Лоррейн придала лицу скорбное выражение: одно из фирменных итальянских блюд, предназначенных для лежащих в больницах. А болезнь – итальянский деликатес. Собственно говоря, сообщения о больных и умирающих были у старших членов клана Тоцци ежедневной сводкой новостей, а мать Майкла являлась главным ее редактором.

– Майкл, нам всем известно твое упрямство. Мы с твоей матерью боимся, что ты не дашь ране затянуться как следует. Взгляни на себя. Ты постоянно бередишь ее. Имей в виду, в твоем возрасте раны заживают не так уж быстро.

Гиббонс закатил глаза к потолку. О Господи.

– Что значит – в моем возрасте? Мне тридцать девять. Это что? Старость, по-твоему?

– Через две недели, Майкл, тебе исполнится сорок. Пойми, ты уже не мальчик. А занятия боевыми искусствами – для молодых людей.

– Лоррейн, ты ведешь речь о том, чего не знаешь. Ты понятия не имеешь об айкидо.

– Пусть я не имею понятия об айкидо, но зато знаю тебя. Тебе до смерти хочется выдержать экзамен на получение черного пояса, ты готов пойти на любой риск. В том числе и остаться хромым.

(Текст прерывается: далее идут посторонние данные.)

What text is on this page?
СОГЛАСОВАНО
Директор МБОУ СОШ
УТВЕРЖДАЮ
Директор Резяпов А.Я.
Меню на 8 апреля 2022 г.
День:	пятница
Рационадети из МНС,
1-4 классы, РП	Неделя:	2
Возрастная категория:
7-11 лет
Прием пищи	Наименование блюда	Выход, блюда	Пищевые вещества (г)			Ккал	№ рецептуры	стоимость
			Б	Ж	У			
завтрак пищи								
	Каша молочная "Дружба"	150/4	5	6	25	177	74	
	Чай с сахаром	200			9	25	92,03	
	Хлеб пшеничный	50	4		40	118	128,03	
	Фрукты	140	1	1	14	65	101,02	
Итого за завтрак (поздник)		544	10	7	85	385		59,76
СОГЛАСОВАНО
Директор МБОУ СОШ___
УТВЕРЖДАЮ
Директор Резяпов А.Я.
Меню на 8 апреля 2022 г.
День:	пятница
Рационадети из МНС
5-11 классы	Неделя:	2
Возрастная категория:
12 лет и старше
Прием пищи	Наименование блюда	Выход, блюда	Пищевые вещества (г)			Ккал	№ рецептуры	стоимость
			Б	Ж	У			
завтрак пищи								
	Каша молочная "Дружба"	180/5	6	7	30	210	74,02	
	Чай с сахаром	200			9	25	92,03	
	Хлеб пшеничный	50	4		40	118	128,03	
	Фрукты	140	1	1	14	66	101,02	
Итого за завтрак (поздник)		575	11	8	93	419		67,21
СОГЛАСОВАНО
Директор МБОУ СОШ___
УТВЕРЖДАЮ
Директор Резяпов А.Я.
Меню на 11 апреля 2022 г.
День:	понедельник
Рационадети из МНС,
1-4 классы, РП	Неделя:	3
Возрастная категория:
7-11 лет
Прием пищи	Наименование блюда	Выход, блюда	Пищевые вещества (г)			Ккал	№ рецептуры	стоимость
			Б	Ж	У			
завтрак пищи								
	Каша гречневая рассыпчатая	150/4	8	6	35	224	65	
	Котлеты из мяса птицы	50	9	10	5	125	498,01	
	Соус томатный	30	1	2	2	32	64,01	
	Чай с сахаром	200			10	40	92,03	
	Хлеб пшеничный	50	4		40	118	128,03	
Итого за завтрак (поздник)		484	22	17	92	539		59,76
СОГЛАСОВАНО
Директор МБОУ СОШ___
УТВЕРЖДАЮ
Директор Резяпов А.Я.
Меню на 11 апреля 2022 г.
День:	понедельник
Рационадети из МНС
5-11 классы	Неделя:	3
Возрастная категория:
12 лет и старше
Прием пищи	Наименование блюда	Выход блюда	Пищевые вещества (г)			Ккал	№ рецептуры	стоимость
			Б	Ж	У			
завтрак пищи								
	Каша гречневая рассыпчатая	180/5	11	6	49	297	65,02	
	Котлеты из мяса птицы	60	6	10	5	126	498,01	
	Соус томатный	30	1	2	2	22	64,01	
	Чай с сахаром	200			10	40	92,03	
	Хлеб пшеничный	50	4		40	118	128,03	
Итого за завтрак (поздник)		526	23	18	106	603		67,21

Господи, Майкл, ты никому ничего не докажешь.

– Лоррейн, я начинаю выходить из себя. Знаешь почему? Потому что тебе с моей матерью место в сумасшедшем доме. Ты, наверно, считаешь меня дураком. Думаешь, я собираюсь кому-то что-то доказывать? Я оперативник, черт побери. Меня пытались застрелить, заколоть, избить ногами, дубинкой, кулаками, рукояткой пистолета. Задавить машиной. Однажды какой-то псих в восточном Гарлеме хотел зарубить меня топором. Еще один тип попер с циркулярной пилой. Мне приходилось даже защищаться от сторожевых собак. И не один раз, а трижды.Так что мне ничего доказывать не надо. Я все уже доказал, сотни раз. Айкидо дает мне нечто совсем другое. Но, видимо, ни матери, ни тебе этого не объяснишь.

Лоррейн умоляюще сложила руки:

– Сделай попытку.

Ноздри Тоцци раздулись.

– Начнем с того, что айкидо дает мне покой. А ты сейчас действуешь наоборот.

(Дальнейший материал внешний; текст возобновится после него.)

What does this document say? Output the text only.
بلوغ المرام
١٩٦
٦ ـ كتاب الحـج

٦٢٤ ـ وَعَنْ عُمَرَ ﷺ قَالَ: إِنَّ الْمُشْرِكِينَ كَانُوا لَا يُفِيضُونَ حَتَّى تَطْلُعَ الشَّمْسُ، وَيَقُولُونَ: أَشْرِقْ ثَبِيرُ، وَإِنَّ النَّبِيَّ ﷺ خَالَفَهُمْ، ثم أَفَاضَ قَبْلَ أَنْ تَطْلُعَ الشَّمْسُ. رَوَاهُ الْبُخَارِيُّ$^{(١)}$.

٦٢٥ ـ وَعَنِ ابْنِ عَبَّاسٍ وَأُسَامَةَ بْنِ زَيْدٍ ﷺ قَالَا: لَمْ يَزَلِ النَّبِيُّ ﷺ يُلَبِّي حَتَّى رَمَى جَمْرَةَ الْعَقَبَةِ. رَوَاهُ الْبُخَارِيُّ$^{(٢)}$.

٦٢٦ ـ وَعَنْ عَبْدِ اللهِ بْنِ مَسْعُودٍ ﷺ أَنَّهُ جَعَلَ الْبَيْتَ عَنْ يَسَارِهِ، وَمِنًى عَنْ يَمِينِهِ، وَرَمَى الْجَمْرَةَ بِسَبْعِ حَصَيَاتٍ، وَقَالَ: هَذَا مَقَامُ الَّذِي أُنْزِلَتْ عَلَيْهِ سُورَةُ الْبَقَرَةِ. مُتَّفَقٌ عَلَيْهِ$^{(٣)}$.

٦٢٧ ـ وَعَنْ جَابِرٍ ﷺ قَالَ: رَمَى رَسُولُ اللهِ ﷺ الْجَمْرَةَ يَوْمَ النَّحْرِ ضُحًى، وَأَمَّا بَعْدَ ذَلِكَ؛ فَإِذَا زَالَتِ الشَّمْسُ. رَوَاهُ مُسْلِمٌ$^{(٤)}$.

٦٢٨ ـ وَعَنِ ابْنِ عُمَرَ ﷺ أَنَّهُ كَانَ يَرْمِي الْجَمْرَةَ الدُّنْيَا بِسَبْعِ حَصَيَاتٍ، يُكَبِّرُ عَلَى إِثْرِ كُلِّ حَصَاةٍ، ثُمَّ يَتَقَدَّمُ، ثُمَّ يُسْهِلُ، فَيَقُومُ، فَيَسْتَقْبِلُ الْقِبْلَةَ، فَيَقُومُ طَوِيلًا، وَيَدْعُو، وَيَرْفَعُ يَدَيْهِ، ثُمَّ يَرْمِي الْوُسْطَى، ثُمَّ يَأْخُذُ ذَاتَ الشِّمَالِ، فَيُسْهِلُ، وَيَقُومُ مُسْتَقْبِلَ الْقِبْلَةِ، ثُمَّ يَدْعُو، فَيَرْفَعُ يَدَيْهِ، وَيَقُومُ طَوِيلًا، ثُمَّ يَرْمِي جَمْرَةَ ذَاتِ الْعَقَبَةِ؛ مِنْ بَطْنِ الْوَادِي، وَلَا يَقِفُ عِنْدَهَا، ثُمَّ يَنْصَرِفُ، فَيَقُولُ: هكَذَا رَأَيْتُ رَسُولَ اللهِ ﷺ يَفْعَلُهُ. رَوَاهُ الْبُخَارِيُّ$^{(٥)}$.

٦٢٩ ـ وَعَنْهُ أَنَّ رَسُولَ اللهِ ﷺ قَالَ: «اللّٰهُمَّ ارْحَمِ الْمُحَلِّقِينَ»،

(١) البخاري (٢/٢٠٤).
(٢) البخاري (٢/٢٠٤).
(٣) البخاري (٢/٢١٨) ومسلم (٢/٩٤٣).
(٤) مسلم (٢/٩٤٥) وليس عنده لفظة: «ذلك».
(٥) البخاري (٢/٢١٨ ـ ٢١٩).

– Ну извини, Майкл. Может, арестуешь меня за нарушение твоего покоя?

Голос Лоррейн взлетел до цыплячьего писка.

Гиббонс решил, что это становится скучным, и принялся ковырять в ухе.

– Не помешаю?

Гиббонс повернулся к двери. На пороге стоял Брент Иверс, помощник директора Манхэттенского отдела ФБР. Начальник явился проведать раненого подчиненного. Гиббонс выпрямился. Такие поступки принято считать проявлением трогательного внимания.

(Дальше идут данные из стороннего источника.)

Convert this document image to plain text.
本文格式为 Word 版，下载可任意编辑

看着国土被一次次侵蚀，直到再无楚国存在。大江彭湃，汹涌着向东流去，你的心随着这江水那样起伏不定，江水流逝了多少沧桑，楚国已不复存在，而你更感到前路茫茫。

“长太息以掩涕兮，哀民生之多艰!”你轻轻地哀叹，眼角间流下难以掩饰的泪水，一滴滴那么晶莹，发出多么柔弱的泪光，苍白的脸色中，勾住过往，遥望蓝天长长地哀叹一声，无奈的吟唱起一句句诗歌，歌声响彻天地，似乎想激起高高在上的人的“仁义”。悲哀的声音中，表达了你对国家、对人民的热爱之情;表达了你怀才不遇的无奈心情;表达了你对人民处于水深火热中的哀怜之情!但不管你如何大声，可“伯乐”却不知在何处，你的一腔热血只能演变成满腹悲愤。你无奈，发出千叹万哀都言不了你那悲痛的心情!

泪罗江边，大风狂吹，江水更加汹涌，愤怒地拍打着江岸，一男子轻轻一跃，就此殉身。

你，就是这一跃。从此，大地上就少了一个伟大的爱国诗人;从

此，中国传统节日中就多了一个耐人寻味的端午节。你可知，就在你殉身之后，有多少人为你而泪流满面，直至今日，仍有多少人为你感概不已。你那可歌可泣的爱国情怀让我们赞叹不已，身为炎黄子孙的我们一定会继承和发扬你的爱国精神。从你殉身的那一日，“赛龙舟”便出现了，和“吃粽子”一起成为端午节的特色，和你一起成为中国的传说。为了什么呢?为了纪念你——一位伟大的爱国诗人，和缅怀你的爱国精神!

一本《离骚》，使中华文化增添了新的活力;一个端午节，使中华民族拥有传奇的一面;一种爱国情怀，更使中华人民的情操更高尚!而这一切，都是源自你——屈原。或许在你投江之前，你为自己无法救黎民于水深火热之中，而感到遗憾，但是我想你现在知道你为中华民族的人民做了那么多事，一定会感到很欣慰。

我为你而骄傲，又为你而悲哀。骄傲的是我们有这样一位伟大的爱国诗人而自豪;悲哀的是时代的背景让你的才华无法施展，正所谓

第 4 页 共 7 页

Массивная фигура Иверса почти полностью закрывала дверной проем. Массивными у него были и плечи, и голова, и нижняя челюсть. На висках изящно серебрилась седина, Гиббонсу казалось, он навел ее в салоне мужской красоты где-нибудь на окраине. Видимо, считая, что так он выглядит внушительнее, что седина производит впечатление ума и силы. Гиббонс находил в нем сходство с металлической фигуркой на капоте старого автомобиля – такой же серебристый и чопорный.

Иверс кивнул Лоррейн и Гиббонсу, потом властно уставился на Тоцци, с босой ступни которого свисал носок, будто колпак гнома.

– Как себя чувствуешь, Тоцци?

В вопросе его слышалось обвинение.

Тоцци сдернул носок и осторожно положил на пол.

– Отлично. Нога еще слегка болит и двигается плоховато, но оставаться здесь незачем. Поваляюсь пару дней дома на кушетке и буду вполне работоспособен.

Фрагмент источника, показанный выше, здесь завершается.